The petition is sustained for $4,961.24, with interest from its date, and disallowed as to the balance.

(289 F.)

TRANSPORTES MARITIMOS DE ESTADOS v. ROTCH.

(District Court, D. Massachusetts. April 28, 1923.)

No. 2002.

1. Pilots 16-Stranding of steamship held due to negligence of pilot. Stranding of a foreign steamship, entering New Bedford harbor for the first time, held due to negligence of the pilot in charge, who, though uncertain as to the channel, kept on at full speed until in the shoals, when he could have determined his proper course from shore ranges. 2. Pilots 15-Bound to exercise ordinary skill and care.

Pilots are bound to exercise ordinary skill and care according to the rules of navigation.

In Admiralty. Suit by the Transportes Maritimos de Estados, owner of the steamship Sao Vicente, against Russell W. Rotch. Decree for libelant.

Charles N. Serpa, of New Bedford, Mass., for libelant.

William A. Morse and Blodgett, Jones, Burnham & Bingham, all of Boston, Mass., for respondent..

PETERS, District Judge. This is a libel in personam, brought by a division of the Portuguese government, owner of the steamship Sao Vicente, against a licensed pilot, on account of the grounding of the steamer coming into New Bedford harbor while in charge of the pilot. I find the following facts:

The Sao Vicente, of 5,085 gross and 3,246 net tons register, under the command of an experienced Portuguese navigator, whose English was confined largely to navigating terms, and who had never before been in these waters, left Lisbon, bound for New Bedford, with some 400 passengers arrived in Vineyard Sound and picked up a pilot (the respondent) on February 15, 1921, at about 10:30 a. m.

The pilot, then about 58 years old, for 40 years familiar with the waters near and the approaches to New Bedford, and having had a license as pilot for 18 years, undertook to carry the ship into New Bedford, and took charge of her for that purpose.

Proceeding with the voyage, he carried the vessel between Phinney Rock and Hursell Rock, the proper course, and continued on to nearly the straight line which on the chart marks the prolongation of the center line of the channel coming out from New Bedford inner harbor.
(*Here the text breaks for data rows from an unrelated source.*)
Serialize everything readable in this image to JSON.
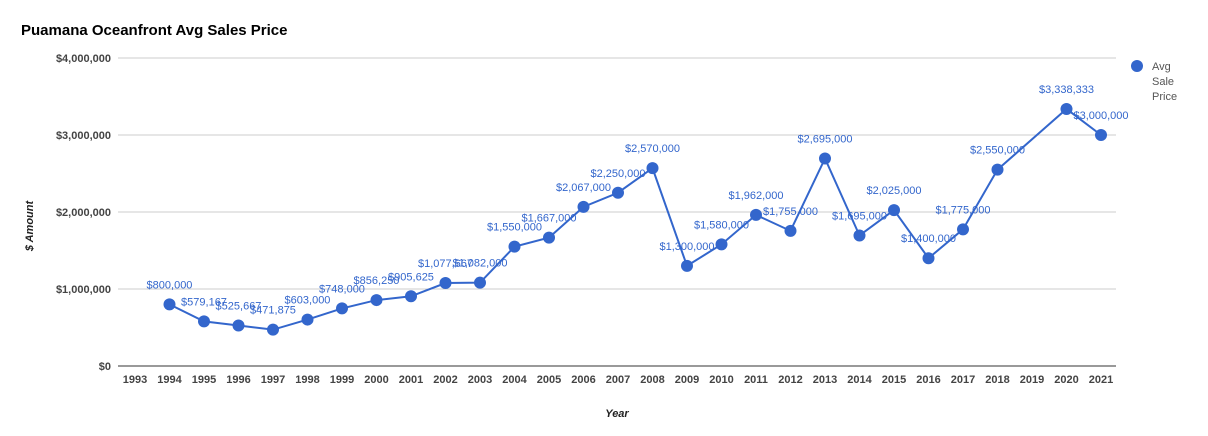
{
  "chart_data": {
    "type": "line",
    "title": "Puamana Oceanfront Avg Sales Price",
    "xlabel": "Year",
    "ylabel": "$ Amount",
    "x_ticks": [
      "1993",
      "1994",
      "1995",
      "1996",
      "1997",
      "1998",
      "1999",
      "2000",
      "2001",
      "2002",
      "2003",
      "2004",
      "2005",
      "2006",
      "2007",
      "2008",
      "2009",
      "2010",
      "2011",
      "2012",
      "2013",
      "2014",
      "2015",
      "2016",
      "2017",
      "2018",
      "2019",
      "2020",
      "2021"
    ],
    "y_ticks": [
      "$0",
      "$1,000,000",
      "$2,000,000",
      "$3,000,000",
      "$4,000,000"
    ],
    "y_tick_values": [
      0,
      1000000,
      2000000,
      3000000,
      4000000
    ],
    "xlim": [
      1993,
      2021
    ],
    "ylim": [
      0,
      4000000
    ],
    "grid": true,
    "legend_position": "right",
    "series": [
      {
        "name_lines": [
          "Avg",
          "Sale",
          "Price"
        ],
        "color": "#3366cc",
        "x": [
          1994,
          1995,
          1996,
          1997,
          1998,
          1999,
          2000,
          2001,
          2002,
          2003,
          2004,
          2005,
          2006,
          2007,
          2008,
          2009,
          2010,
          2011,
          2012,
          2013,
          2014,
          2015,
          2016,
          2017,
          2018,
          2020,
          2021
        ],
        "values": [
          800000,
          579167,
          525667,
          471875,
          603000,
          748000,
          856250,
          905625,
          1077667,
          1082000,
          1550000,
          1667000,
          2067000,
          2250000,
          2570000,
          1300000,
          1580000,
          1962000,
          1755000,
          2695000,
          1695000,
          2025000,
          1400000,
          1775000,
          2550000,
          3338333,
          3000000
        ],
        "labels": [
          "$800,000",
          "$579,167",
          "$525,667",
          "$471,875",
          "$603,000",
          "$748,000",
          "$856,250",
          "$905,625",
          "$1,077,667",
          "$1,082,000",
          "$1,550,000",
          "$1,667,000",
          "$2,067,000",
          "$2,250,000",
          "$2,570,000",
          "$1,300,000",
          "$1,580,000",
          "$1,962,000",
          "$1,755,000",
          "$2,695,000",
          "$1,695,000",
          "$2,025,000",
          "$1,400,000",
          "$1,775,000",
          "$2,550,000",
          "$3,338,333",
          "$3,000,000"
        ]
      }
    ]
  }
}
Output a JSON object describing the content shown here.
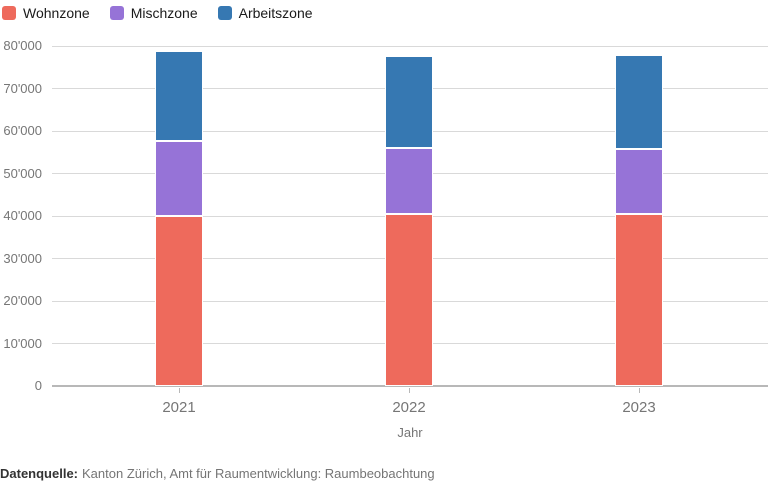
{
  "chart_data": {
    "type": "bar",
    "stacked": true,
    "categories": [
      "2021",
      "2022",
      "2023"
    ],
    "series": [
      {
        "name": "Wohnzone",
        "color": "#ee6a5c",
        "values": [
          39900,
          40400,
          40400
        ]
      },
      {
        "name": "Mischzone",
        "color": "#9673d7",
        "values": [
          17700,
          15500,
          15300
        ]
      },
      {
        "name": "Arbeitszone",
        "color": "#3678b2",
        "values": [
          21200,
          21800,
          22200
        ]
      }
    ],
    "xlabel": "Jahr",
    "ylabel": "",
    "ylim": [
      0,
      80000
    ],
    "ytick_step": 10000,
    "ytick_labels": [
      "0",
      "10'000",
      "20'000",
      "30'000",
      "40'000",
      "50'000",
      "60'000",
      "70'000",
      "80'000"
    ],
    "grid": true,
    "legend_position": "top-left"
  },
  "footer": {
    "source_label": "Datenquelle:",
    "source_text": "Kanton Zürich, Amt für Raumentwicklung: Raumbeobachtung"
  },
  "style": {
    "grid_color": "#d9d9d9",
    "baseline_color": "#b8b8b8",
    "axis_text_color": "#767676",
    "legend_text_color": "#1a1a1a",
    "source_label_color": "#333333",
    "source_text_color": "#757575"
  }
}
Then he changed his course to about northeast by north for the purpose of passing between Brooklyn Rock and Henrietta Rock, wellknown points on each side of the channel and marked by red and black spar buoys.

The most westerly of the two rocks on each side of the ship channel at this point is Brooklyn Rock, and about 900 yards a little south of westerly from it is the black buoy marking the lower end of North Ledge.

When the pilot changed the course of the vessel to run up the channel, he was, according to the mark he made on the chart, a trifle over.